The letters of Paul are permeated with this conviction that the old order of things has passed away. In 1 Corinthians 5:7, for example, he states that “the old things have passed away.” And likewise in Galatians 6:14, he likewise says that “the world has been crucified to me.”
Theologically this makes sense. The old world order truly passed away: a creation that was cursed, a humanity warped and fatally wounded by sin, a world in which it seemed that the most the faithfully righteous men could look for to after death was sleeping among the shadows of Sheol. It was a world overshadowed by sin and death and haunted by the loss of the terrestrial paradise.
Of course, none of us has completely left that world behind. We still struggle with sin. Creation still groans. Our world is certainly no paradise. This is why the New Testament is permeated with the sense that we are still living in the end times. As 1 Peter declares, “the end of all things is at hand.” 1 John 2:18 announces that “it is the last hour.”

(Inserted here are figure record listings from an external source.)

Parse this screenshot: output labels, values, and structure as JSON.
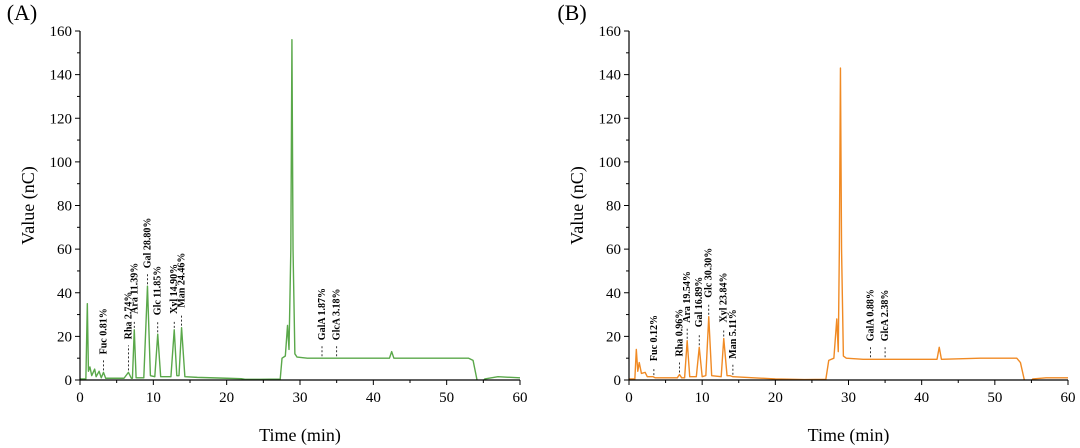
{
  "chart_data": [
    {
      "type": "line",
      "panel_label": "(A)",
      "xlabel": "Time (min)",
      "ylabel": "Value (nC)",
      "xlim": [
        0,
        60
      ],
      "ylim": [
        0,
        160
      ],
      "x_ticks": [
        0,
        10,
        20,
        30,
        40,
        50,
        60
      ],
      "y_ticks": [
        0,
        20,
        40,
        60,
        80,
        100,
        120,
        140,
        160
      ],
      "grid": false,
      "color": "#5aa84a",
      "series": [
        {
          "points": [
            [
              0.0,
              0.5
            ],
            [
              0.8,
              0.5
            ],
            [
              1.0,
              35.0
            ],
            [
              1.15,
              4.0
            ],
            [
              1.35,
              6.0
            ],
            [
              1.6,
              2.0
            ],
            [
              2.0,
              5.0
            ],
            [
              2.2,
              1.5
            ],
            [
              2.6,
              4.0
            ],
            [
              2.9,
              1.0
            ],
            [
              3.2,
              3.5
            ],
            [
              3.5,
              0.8
            ],
            [
              6.0,
              0.8
            ],
            [
              6.6,
              3.5
            ],
            [
              7.0,
              0.8
            ],
            [
              7.15,
              0.8
            ],
            [
              7.4,
              23.0
            ],
            [
              7.65,
              1.0
            ],
            [
              8.7,
              1.0
            ],
            [
              9.2,
              43.0
            ],
            [
              9.6,
              2.0
            ],
            [
              10.2,
              1.5
            ],
            [
              10.6,
              21.0
            ],
            [
              11.0,
              1.5
            ],
            [
              12.4,
              1.5
            ],
            [
              12.85,
              23.0
            ],
            [
              13.2,
              2.0
            ],
            [
              13.5,
              2.0
            ],
            [
              13.85,
              24.0
            ],
            [
              14.3,
              1.5
            ],
            [
              16.0,
              1.2
            ],
            [
              20.0,
              0.8
            ],
            [
              22.0,
              0.6
            ],
            [
              22.5,
              0.3
            ],
            [
              24.5,
              0.3
            ],
            [
              27.3,
              0.4
            ],
            [
              27.55,
              10.0
            ],
            [
              28.0,
              11.0
            ],
            [
              28.3,
              25.0
            ],
            [
              28.5,
              14.0
            ],
            [
              28.75,
              60.0
            ],
            [
              28.9,
              156.0
            ],
            [
              29.05,
              60.0
            ],
            [
              29.3,
              12.0
            ],
            [
              29.6,
              10.5
            ],
            [
              31.0,
              10.0
            ],
            [
              33.0,
              10.0
            ],
            [
              35.0,
              10.0
            ],
            [
              40.0,
              10.0
            ],
            [
              42.2,
              10.0
            ],
            [
              42.5,
              13.0
            ],
            [
              42.8,
              10.0
            ],
            [
              48.0,
              10.0
            ],
            [
              53.0,
              10.0
            ],
            [
              53.6,
              9.0
            ],
            [
              54.2,
              -1.0
            ],
            [
              54.7,
              -1.5
            ],
            [
              55.2,
              0.5
            ],
            [
              57.0,
              1.5
            ],
            [
              60.0,
              1.0
            ]
          ]
        }
      ],
      "annotations": [
        {
          "text": "Fuc 0.81%",
          "x": 3.2
        },
        {
          "text": "Rha 2.74%",
          "x": 6.6
        },
        {
          "text": "Ara 11.39%",
          "x": 7.4
        },
        {
          "text": "Gal 28.80%",
          "x": 9.2
        },
        {
          "text": "Glc 11.85%",
          "x": 10.6
        },
        {
          "text": "Xyl 14.90%",
          "x": 12.85
        },
        {
          "text": "Man 24.46%",
          "x": 13.85
        },
        {
          "text": "GalA 1.87%",
          "x": 33.0
        },
        {
          "text": "GlcA 3.18%",
          "x": 35.0
        }
      ]
    },
    {
      "type": "line",
      "panel_label": "(B)",
      "xlabel": "Time (min)",
      "ylabel": "Value (nC)",
      "xlim": [
        0,
        60
      ],
      "ylim": [
        0,
        160
      ],
      "x_ticks": [
        0,
        10,
        20,
        30,
        40,
        50,
        60
      ],
      "y_ticks": [
        0,
        20,
        40,
        60,
        80,
        100,
        120,
        140,
        160
      ],
      "grid": false,
      "color": "#f08a24",
      "series": [
        {
          "points": [
            [
              0.0,
              0.5
            ],
            [
              0.8,
              0.5
            ],
            [
              1.0,
              14.0
            ],
            [
              1.2,
              4.0
            ],
            [
              1.4,
              8.0
            ],
            [
              1.7,
              3.0
            ],
            [
              2.2,
              3.5
            ],
            [
              2.5,
              1.5
            ],
            [
              3.3,
              1.5
            ],
            [
              3.6,
              1.0
            ],
            [
              6.6,
              1.0
            ],
            [
              6.9,
              2.5
            ],
            [
              7.2,
              1.0
            ],
            [
              7.6,
              1.0
            ],
            [
              7.95,
              18.0
            ],
            [
              8.3,
              1.5
            ],
            [
              9.2,
              1.5
            ],
            [
              9.6,
              15.0
            ],
            [
              10.0,
              1.5
            ],
            [
              10.5,
              2.0
            ],
            [
              10.9,
              29.0
            ],
            [
              11.3,
              2.0
            ],
            [
              12.6,
              1.5
            ],
            [
              12.95,
              19.0
            ],
            [
              13.4,
              2.0
            ],
            [
              13.8,
              2.0
            ],
            [
              14.2,
              1.5
            ],
            [
              20.0,
              0.5
            ],
            [
              24.0,
              0.2
            ],
            [
              26.9,
              0.3
            ],
            [
              27.3,
              9.0
            ],
            [
              28.0,
              10.0
            ],
            [
              28.4,
              28.0
            ],
            [
              28.6,
              13.0
            ],
            [
              28.75,
              60.0
            ],
            [
              28.9,
              143.0
            ],
            [
              29.05,
              60.0
            ],
            [
              29.3,
              11.0
            ],
            [
              29.7,
              10.0
            ],
            [
              32.0,
              9.5
            ],
            [
              34.0,
              9.5
            ],
            [
              38.0,
              9.5
            ],
            [
              42.1,
              9.5
            ],
            [
              42.4,
              15.0
            ],
            [
              42.7,
              9.5
            ],
            [
              48.0,
              10.0
            ],
            [
              53.0,
              10.0
            ],
            [
              53.5,
              8.0
            ],
            [
              54.1,
              -1.0
            ],
            [
              54.6,
              -1.5
            ],
            [
              55.2,
              0.5
            ],
            [
              57.0,
              1.0
            ],
            [
              60.0,
              1.0
            ]
          ]
        }
      ],
      "annotations": [
        {
          "text": "Fuc 0.12%",
          "x": 3.4
        },
        {
          "text": "Rha 0.96%",
          "x": 6.9
        },
        {
          "text": "Ara 19.54%",
          "x": 7.95
        },
        {
          "text": "Gal 16.89%",
          "x": 9.6
        },
        {
          "text": "Glc 30.30%",
          "x": 10.9
        },
        {
          "text": "Xyl 23.84%",
          "x": 12.95
        },
        {
          "text": "Man 5.11%",
          "x": 14.2
        },
        {
          "text": "GalA 0.88%",
          "x": 33.0
        },
        {
          "text": "GlcA 2.38%",
          "x": 35.0
        }
      ]
    }
  ]
}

Yet already the signs and the substance of the new world are also all around us—in the sacrament of baptism in which we are given a new destiny, in the forgiveness of sins and renewal that we experience in confession, in the lives of the saints, and in so many other areas.
So we are living between worlds, the old and the new, which is exactly what St. Paul indicates: “Put away the old self of your former way of life, corrupted through deceitful desires … and put on the new self, created in God’s way in righteousness and holiness of truth” (Ephesians 4:22, 24).

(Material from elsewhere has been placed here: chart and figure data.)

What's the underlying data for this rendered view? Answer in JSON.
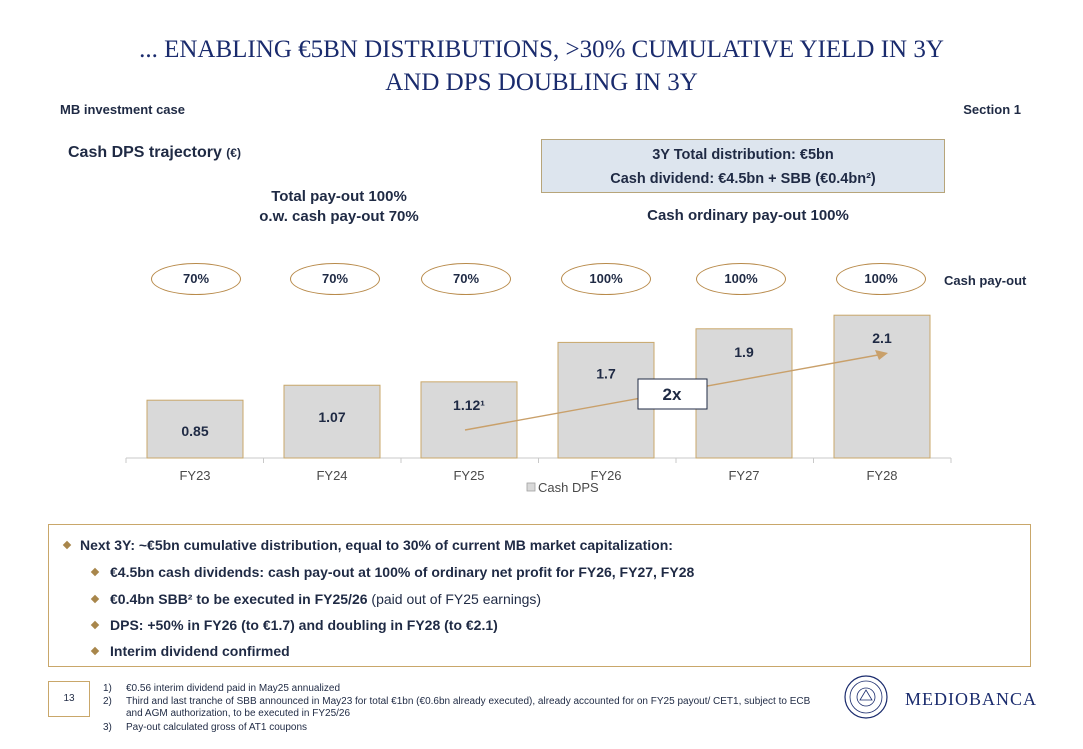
{
  "title_line1": "... ENABLING €5BN DISTRIBUTIONS, >30% CUMULATIVE YIELD IN 3Y",
  "title_line2": "AND DPS DOUBLING IN 3Y",
  "header_left": "MB investment case",
  "header_right": "Section 1",
  "dps_title": "Cash DPS trajectory",
  "dps_unit": "(€)",
  "dist_box_line1": "3Y Total distribution: €5bn",
  "dist_box_line2": "Cash dividend: €4.5bn + SBB (€0.4bn²)",
  "payout_left_line1": "Total pay-out 100%",
  "payout_left_line2": "o.w. cash pay-out 70%",
  "payout_right": "Cash ordinary pay-out 100%",
  "cash_payout_label": "Cash pay-out",
  "payouts": [
    "70%",
    "70%",
    "70%",
    "100%",
    "100%",
    "100%"
  ],
  "arrow_label": "2x",
  "chart_data": {
    "type": "bar",
    "categories": [
      "FY23",
      "FY24",
      "FY25",
      "FY26",
      "FY27",
      "FY28"
    ],
    "values": [
      0.85,
      1.07,
      1.12,
      1.7,
      1.9,
      2.1
    ],
    "labels": [
      "0.85",
      "1.07",
      "1.12¹",
      "1.7",
      "1.9",
      "2.1"
    ],
    "series_name": "Cash DPS",
    "legend": "bottom",
    "grid": false,
    "bar_color": "#d9d9d9",
    "bar_border": "#c9a76a",
    "ylim": [
      0,
      2.3
    ]
  },
  "bullets": {
    "main": "Next 3Y: ~€5bn cumulative distribution, equal to 30% of current MB market capitalization:",
    "sub1": "€4.5bn cash dividends: cash pay-out at 100% of ordinary net profit for FY26, FY27, FY28",
    "sub2_bold": "€0.4bn SBB² to be executed in FY25/26",
    "sub2_normal": " (paid out of FY25 earnings)",
    "sub3": "DPS: +50% in FY26 (to €1.7) and doubling in FY28 (to €2.1)",
    "sub4": "Interim dividend confirmed"
  },
  "page_number": "13",
  "footnotes": [
    {
      "num": "1)",
      "text": "€0.56 interim dividend paid in May25 annualized"
    },
    {
      "num": "2)",
      "text": "Third and last tranche of SBB announced in May23 for total €1bn (€0.6bn already executed), already accounted for on FY25 payout/ CET1, subject to ECB and AGM authorization, to be executed in FY25/26"
    },
    {
      "num": "3)",
      "text": "Pay-out calculated gross of AT1 coupons"
    }
  ],
  "logo_text": "MEDIOBANCA",
  "colors": {
    "navy": "#1a2b6d",
    "gold": "#b88a4a",
    "arrow": "#c9a06a",
    "box_fill": "#dde5ee"
  }
}
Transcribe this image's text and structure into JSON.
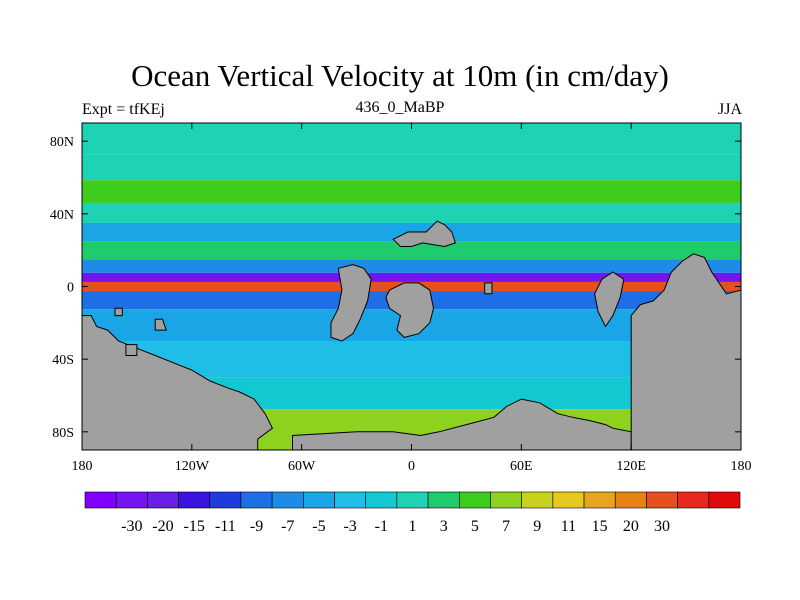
{
  "title": "Ocean Vertical Velocity at 10m (in cm/day)",
  "left_string": "Expt = tfKEj",
  "center_string": "436_0_MaBP",
  "right_string": "JJA",
  "map": {
    "lon_range": [
      -180,
      180
    ],
    "lat_range": [
      -90,
      90
    ],
    "x_ticks": [
      {
        "lon": -180,
        "label": "180"
      },
      {
        "lon": -120,
        "label": "120W"
      },
      {
        "lon": -60,
        "label": "60W"
      },
      {
        "lon": 0,
        "label": "0"
      },
      {
        "lon": 60,
        "label": "60E"
      },
      {
        "lon": 120,
        "label": "120E"
      },
      {
        "lon": 180,
        "label": "180"
      }
    ],
    "y_ticks": [
      {
        "lat": 80,
        "label": "80N"
      },
      {
        "lat": 40,
        "label": "40N"
      },
      {
        "lat": 0,
        "label": "0"
      },
      {
        "lat": -40,
        "label": "40S"
      },
      {
        "lat": -80,
        "label": "80S"
      }
    ],
    "land_color": "#a0a0a0"
  },
  "colorbar": {
    "colors": [
      "#7f00ff",
      "#7514f0",
      "#6a1fe6",
      "#3b14e0",
      "#1e3cdc",
      "#1e6ee6",
      "#1e8ce6",
      "#19a5e6",
      "#1ebee6",
      "#14c8d2",
      "#1ed2b4",
      "#1ecc6e",
      "#3ccc1e",
      "#8cd21e",
      "#c8d21e",
      "#e6c81e",
      "#e6a51e",
      "#e68214",
      "#e6501e",
      "#e6281e",
      "#e10a0a"
    ],
    "labels": [
      "-30",
      "-20",
      "-15",
      "-11",
      "-9",
      "-7",
      "-5",
      "-3",
      "-1",
      "1",
      "3",
      "5",
      "7",
      "9",
      "11",
      "15",
      "20",
      "30"
    ]
  },
  "chart_data": {
    "type": "heatmap",
    "title": "Ocean Vertical Velocity at 10m (in cm/day)",
    "variable": "Ocean Vertical Velocity at 10m",
    "units": "cm/day",
    "season": "JJA",
    "experiment": "tfKEj",
    "case": "436_0_MaBP",
    "x_range": [
      -180,
      180
    ],
    "y_range": [
      -90,
      90
    ],
    "contour_levels": [
      -30,
      -20,
      -15,
      -11,
      -9,
      -7,
      -5,
      -3,
      -1,
      1,
      3,
      5,
      7,
      9,
      11,
      15,
      20,
      30
    ],
    "zonal_bands": [
      {
        "lat": 80,
        "value": 2
      },
      {
        "lat": 65,
        "value": 1
      },
      {
        "lat": 52,
        "value": 6
      },
      {
        "lat": 40,
        "value": 1
      },
      {
        "lat": 30,
        "value": -4
      },
      {
        "lat": 20,
        "value": 4
      },
      {
        "lat": 10,
        "value": -7
      },
      {
        "lat": 5,
        "value": -25
      },
      {
        "lat": 0,
        "value": 30
      },
      {
        "lat": -5,
        "value": -9
      },
      {
        "lat": -20,
        "value": -4
      },
      {
        "lat": -40,
        "value": -3
      },
      {
        "lat": -60,
        "value": -1
      },
      {
        "lat": -75,
        "value": 8
      }
    ],
    "legend_position": "bottom"
  }
}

The end times, then, were ‘ushered’ in by the Incarnation, as the catechism itself says, and are still with us. It may seem strange, but so it goes with God, who, being all eternal, both stands outside of time and contains time within Himself since He is not contained by it. All moments are therefore present to God in their fullness even as we must live from one to another.
The old world is still around us, but it is dying. The death blow was delivered on the cross. Yet even now, two thousand years later, we can still see that piercing darkness and feel the earth tremble.